SanjiWatsuki/Lelantos-DPO-7B

TEXT GENERATIONConcurrency Cost:1Model Size:7BQuant:FP8Ctx Length:4kPublished:Jan 12, 2024License:cc-by-nc-4.0Architecture:Transformer0.0K Open Weights Cold

SanjiWatsuki/Lelantos-DPO-7B is a 7 billion parameter language model developed by SanjiWatsuki, fine-tuned using Direct Preference Optimization (DPO). This model demonstrates strong performance across various benchmarks, achieving an average score of 58.54% across AGIEval, GPT4All, TruthfulQA, and Bigbench. It is particularly suited for general-purpose language understanding and generation tasks where robust performance on common reasoning and knowledge-based evaluations is critical.

Loading preview...

Lelantos-DPO-7B: A DPO-Fine-Tuned 7B Language Model

Lelantos-DPO-7B is a 7 billion parameter language model developed by SanjiWatsuki, distinguished by its fine-tuning using Direct Preference Optimization (DPO). This optimization method enhances the model's ability to align with human preferences, leading to improved performance on a range of evaluative benchmarks.

Key Capabilities & Performance

The model demonstrates solid performance across several established benchmarks, with an overall average score of 58.54%.
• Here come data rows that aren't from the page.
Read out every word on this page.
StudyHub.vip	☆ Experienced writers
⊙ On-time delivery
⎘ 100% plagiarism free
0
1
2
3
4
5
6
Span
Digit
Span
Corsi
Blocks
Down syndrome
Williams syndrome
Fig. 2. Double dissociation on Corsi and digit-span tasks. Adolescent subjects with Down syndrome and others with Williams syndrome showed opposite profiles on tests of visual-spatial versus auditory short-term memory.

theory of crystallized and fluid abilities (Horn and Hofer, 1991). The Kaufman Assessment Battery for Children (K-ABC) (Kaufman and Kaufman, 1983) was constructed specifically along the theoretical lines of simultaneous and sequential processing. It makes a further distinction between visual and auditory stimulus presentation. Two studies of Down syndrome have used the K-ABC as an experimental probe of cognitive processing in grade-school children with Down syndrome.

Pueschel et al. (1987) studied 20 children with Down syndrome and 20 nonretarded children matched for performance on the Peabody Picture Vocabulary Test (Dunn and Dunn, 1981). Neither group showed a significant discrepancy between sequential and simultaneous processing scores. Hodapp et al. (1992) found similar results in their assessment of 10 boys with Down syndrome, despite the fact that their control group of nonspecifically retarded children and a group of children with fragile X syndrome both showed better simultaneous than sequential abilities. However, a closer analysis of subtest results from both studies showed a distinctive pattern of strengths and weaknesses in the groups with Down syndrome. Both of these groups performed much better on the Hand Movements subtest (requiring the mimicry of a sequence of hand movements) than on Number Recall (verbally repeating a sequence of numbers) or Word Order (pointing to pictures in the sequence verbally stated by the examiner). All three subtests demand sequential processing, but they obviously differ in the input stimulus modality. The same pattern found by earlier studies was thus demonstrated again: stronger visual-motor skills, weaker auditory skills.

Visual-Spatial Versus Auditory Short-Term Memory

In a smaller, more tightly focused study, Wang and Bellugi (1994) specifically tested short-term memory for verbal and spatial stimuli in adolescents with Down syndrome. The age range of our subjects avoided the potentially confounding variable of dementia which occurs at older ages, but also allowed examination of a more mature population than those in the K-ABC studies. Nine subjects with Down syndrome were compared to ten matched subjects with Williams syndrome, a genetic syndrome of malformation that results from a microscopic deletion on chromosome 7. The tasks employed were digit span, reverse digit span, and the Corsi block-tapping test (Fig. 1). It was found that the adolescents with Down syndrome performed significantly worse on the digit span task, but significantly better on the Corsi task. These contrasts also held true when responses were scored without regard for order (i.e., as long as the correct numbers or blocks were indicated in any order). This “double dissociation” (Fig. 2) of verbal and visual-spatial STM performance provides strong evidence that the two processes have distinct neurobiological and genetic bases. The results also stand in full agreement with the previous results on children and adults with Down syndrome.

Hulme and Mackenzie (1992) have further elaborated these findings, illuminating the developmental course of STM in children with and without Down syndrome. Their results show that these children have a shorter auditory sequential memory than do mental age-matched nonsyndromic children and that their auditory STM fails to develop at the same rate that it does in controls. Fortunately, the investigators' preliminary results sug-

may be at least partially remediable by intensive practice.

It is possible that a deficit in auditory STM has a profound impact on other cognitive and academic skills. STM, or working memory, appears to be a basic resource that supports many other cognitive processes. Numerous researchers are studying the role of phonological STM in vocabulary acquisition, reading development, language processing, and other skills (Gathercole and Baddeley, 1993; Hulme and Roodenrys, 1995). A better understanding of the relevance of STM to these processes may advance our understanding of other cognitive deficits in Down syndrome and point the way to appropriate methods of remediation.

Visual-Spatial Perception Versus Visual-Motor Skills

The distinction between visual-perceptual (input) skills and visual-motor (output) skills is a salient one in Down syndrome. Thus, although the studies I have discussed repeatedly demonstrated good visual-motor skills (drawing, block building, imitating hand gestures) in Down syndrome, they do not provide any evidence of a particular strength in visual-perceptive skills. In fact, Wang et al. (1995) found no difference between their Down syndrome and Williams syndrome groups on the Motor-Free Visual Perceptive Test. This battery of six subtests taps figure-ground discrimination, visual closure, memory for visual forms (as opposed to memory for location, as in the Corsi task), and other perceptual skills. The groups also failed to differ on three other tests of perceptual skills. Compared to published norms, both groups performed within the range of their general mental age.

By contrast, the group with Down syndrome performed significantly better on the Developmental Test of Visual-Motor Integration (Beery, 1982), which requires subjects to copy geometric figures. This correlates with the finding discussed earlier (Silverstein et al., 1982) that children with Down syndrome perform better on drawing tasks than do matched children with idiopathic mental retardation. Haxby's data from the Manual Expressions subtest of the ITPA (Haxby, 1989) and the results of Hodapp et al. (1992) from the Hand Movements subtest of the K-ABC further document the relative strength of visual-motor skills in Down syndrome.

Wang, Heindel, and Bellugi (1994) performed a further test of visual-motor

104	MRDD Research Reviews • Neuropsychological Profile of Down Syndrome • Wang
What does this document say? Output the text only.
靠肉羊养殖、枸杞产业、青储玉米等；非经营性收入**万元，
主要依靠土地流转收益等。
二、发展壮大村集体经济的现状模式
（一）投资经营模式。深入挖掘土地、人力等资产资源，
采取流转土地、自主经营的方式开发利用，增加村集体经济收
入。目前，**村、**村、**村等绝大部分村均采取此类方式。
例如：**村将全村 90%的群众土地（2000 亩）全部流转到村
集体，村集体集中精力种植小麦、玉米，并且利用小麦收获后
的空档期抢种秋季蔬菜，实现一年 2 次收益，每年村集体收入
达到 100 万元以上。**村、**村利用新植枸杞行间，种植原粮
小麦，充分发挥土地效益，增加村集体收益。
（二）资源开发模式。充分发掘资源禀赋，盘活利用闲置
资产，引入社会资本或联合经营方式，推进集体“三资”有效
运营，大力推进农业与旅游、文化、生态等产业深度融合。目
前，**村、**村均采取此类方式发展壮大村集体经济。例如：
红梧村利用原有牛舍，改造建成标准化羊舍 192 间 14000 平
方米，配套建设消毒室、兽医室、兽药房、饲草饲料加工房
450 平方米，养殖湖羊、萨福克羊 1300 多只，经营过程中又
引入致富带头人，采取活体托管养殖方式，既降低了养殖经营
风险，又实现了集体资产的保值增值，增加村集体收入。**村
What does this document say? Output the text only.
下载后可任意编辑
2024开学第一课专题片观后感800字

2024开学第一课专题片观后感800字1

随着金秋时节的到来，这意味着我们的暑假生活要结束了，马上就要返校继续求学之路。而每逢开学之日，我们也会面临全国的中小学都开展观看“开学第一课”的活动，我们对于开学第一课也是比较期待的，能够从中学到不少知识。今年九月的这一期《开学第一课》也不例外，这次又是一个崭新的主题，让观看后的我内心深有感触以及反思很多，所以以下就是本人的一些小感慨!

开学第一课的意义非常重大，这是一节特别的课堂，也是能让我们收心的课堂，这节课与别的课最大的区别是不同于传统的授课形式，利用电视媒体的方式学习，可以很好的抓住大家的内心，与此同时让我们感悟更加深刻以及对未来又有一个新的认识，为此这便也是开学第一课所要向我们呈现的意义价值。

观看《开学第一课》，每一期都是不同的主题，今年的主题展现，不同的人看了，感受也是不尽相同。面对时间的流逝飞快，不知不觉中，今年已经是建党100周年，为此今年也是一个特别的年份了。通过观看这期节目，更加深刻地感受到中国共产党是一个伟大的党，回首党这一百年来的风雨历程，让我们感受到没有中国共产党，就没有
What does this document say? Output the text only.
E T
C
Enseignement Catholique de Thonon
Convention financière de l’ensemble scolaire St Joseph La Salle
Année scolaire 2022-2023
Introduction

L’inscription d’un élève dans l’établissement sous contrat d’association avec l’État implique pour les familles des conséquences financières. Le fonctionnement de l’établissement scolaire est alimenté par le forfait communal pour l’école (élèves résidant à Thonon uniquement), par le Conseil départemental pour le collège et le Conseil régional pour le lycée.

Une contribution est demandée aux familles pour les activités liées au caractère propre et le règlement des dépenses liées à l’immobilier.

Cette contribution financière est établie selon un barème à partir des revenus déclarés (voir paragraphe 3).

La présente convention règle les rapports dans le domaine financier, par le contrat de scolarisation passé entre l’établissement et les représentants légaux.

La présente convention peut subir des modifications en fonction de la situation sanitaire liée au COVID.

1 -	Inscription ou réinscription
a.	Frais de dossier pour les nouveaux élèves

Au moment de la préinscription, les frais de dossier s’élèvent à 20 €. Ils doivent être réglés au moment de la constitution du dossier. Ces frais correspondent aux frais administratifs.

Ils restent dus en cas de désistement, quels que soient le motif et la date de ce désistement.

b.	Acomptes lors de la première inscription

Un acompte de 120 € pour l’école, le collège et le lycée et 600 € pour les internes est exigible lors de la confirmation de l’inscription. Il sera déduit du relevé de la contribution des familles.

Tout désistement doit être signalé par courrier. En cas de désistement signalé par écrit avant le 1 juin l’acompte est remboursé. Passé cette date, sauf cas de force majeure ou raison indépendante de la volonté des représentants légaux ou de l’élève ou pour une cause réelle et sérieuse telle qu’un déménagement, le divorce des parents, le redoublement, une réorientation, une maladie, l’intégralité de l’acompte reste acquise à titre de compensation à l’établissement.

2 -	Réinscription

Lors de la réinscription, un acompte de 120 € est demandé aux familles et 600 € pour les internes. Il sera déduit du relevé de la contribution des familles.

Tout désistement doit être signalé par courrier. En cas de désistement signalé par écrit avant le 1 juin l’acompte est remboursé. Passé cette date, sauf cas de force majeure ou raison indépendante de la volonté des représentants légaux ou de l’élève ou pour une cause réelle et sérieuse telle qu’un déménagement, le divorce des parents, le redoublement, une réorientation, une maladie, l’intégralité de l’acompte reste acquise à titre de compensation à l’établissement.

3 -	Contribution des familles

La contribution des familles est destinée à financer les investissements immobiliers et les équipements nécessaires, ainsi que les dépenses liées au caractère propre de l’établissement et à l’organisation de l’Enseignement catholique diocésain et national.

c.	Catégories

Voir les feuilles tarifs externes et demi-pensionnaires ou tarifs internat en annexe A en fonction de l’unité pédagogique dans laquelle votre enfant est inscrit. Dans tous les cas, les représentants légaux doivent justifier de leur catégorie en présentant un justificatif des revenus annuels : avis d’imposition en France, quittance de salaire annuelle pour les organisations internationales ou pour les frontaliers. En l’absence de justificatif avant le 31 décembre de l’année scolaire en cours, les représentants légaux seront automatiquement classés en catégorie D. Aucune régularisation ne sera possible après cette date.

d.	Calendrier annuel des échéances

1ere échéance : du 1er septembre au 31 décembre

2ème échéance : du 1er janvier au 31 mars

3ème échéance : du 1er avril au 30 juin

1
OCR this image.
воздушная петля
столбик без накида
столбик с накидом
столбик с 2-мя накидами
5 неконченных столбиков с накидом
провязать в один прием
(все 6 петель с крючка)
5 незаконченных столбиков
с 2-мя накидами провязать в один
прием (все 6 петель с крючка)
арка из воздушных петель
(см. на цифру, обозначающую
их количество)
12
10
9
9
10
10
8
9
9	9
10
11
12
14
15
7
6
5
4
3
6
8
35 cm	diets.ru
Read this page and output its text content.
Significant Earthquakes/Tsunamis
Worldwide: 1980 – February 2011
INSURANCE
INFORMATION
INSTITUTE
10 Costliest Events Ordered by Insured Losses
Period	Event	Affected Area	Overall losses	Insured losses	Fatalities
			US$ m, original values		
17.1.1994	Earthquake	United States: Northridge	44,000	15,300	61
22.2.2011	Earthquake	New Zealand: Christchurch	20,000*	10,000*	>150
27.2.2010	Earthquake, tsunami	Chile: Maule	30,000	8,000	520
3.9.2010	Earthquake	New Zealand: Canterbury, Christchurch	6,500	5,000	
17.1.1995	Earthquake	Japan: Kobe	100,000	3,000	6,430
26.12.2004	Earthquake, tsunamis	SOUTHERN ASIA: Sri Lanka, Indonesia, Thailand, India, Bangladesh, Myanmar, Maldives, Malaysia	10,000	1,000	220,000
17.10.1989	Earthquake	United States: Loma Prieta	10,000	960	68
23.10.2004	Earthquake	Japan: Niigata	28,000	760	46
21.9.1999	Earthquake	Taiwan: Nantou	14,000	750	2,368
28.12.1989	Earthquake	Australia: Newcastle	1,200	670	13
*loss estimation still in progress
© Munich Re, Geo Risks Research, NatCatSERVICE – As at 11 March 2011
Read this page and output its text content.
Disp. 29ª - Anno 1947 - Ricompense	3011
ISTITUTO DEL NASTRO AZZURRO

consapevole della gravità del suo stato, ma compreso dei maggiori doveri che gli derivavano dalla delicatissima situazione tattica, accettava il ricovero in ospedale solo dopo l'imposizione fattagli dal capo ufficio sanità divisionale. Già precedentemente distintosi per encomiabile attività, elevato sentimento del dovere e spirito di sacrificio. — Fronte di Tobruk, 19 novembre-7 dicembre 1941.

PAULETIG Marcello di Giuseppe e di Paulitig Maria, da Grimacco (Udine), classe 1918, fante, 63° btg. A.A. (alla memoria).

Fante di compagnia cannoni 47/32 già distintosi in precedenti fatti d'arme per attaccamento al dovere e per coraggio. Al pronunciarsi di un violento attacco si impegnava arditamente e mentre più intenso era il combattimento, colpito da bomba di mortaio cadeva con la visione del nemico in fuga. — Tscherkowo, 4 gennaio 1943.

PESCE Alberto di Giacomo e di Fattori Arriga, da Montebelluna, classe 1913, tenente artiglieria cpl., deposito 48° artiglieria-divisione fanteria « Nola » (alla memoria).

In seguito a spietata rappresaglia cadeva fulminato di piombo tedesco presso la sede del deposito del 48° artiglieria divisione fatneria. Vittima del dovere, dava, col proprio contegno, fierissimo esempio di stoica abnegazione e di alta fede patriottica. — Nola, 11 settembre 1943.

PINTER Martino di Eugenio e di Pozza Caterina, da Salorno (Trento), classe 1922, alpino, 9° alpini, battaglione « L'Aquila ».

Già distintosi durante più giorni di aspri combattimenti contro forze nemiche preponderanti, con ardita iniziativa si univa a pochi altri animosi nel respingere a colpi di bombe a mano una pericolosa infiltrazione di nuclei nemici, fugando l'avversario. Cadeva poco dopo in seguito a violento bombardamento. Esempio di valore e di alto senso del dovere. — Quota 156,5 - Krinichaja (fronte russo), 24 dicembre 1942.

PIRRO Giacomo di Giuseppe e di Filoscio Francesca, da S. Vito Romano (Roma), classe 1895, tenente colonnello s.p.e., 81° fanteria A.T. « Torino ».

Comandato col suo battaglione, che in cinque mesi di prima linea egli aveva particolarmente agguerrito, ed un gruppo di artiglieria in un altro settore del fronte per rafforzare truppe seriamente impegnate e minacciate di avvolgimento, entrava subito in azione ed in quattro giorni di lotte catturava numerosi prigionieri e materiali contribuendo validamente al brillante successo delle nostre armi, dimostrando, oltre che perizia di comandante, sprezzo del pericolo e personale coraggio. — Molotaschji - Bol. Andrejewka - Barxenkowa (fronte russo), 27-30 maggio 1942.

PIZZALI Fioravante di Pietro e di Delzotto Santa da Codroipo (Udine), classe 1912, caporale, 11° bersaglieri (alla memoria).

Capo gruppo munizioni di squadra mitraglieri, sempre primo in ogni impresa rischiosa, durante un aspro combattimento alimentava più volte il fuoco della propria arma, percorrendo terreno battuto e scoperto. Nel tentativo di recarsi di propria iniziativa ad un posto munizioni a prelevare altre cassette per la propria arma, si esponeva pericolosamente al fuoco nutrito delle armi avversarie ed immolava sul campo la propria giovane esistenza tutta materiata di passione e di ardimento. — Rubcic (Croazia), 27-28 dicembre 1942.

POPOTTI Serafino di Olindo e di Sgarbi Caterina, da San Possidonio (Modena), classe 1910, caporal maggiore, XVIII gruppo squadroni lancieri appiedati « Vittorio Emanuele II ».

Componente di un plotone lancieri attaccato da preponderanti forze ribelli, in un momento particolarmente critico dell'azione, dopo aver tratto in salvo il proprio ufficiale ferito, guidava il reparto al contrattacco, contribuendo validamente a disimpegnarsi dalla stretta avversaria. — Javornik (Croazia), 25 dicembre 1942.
  • AGIEval: Achieves an average of 45.47%, with notable scores in tasks like agieval_sat_en (76.70%) and agieval_lsat_rc (65.06%).
  • GPT4All: Scores an average of 75.0%, performing well on arc_easy (85.40%), boolq (87.25%), and winogrande (77.27%).
  • TruthfulQA: Records an average of 67.05% on the truthfulqa_mc benchmark, indicating a good capacity for generating truthful and informative responses.
  • Bigbench: Attains an average of 46.64%, showing competence in tasks such as bigbench_sports_understanding (73.23%) and bigbench_snarks (72.38%).

What Makes This Different?

Lelantos-DPO-7B stands out due to its DPO fine-tuning, which is designed to improve response quality and alignment. When compared to its base model, Lelantos-7B, the DPO version shows a slight improvement in overall average score (58.54% vs. 58.04%), particularly in TruthfulQA (67.05% vs. 64.93%), suggesting enhanced truthfulness and preference alignment.

Should I Use This for My Use Case?

This model is a strong candidate for applications requiring reliable general-purpose language understanding and generation. Its balanced performance across diverse benchmarks makes it suitable for tasks such as:

  • Question Answering: Especially where factual accuracy and reasoning are important.
  • Content Generation: For producing coherent and contextually relevant text.
  • Conversational AI: Where aligned and truthful responses are desired.

Consider Lelantos-DPO-7B if your application benefits from a 7B model with demonstrated capabilities in reasoning, knowledge recall, and preference alignment.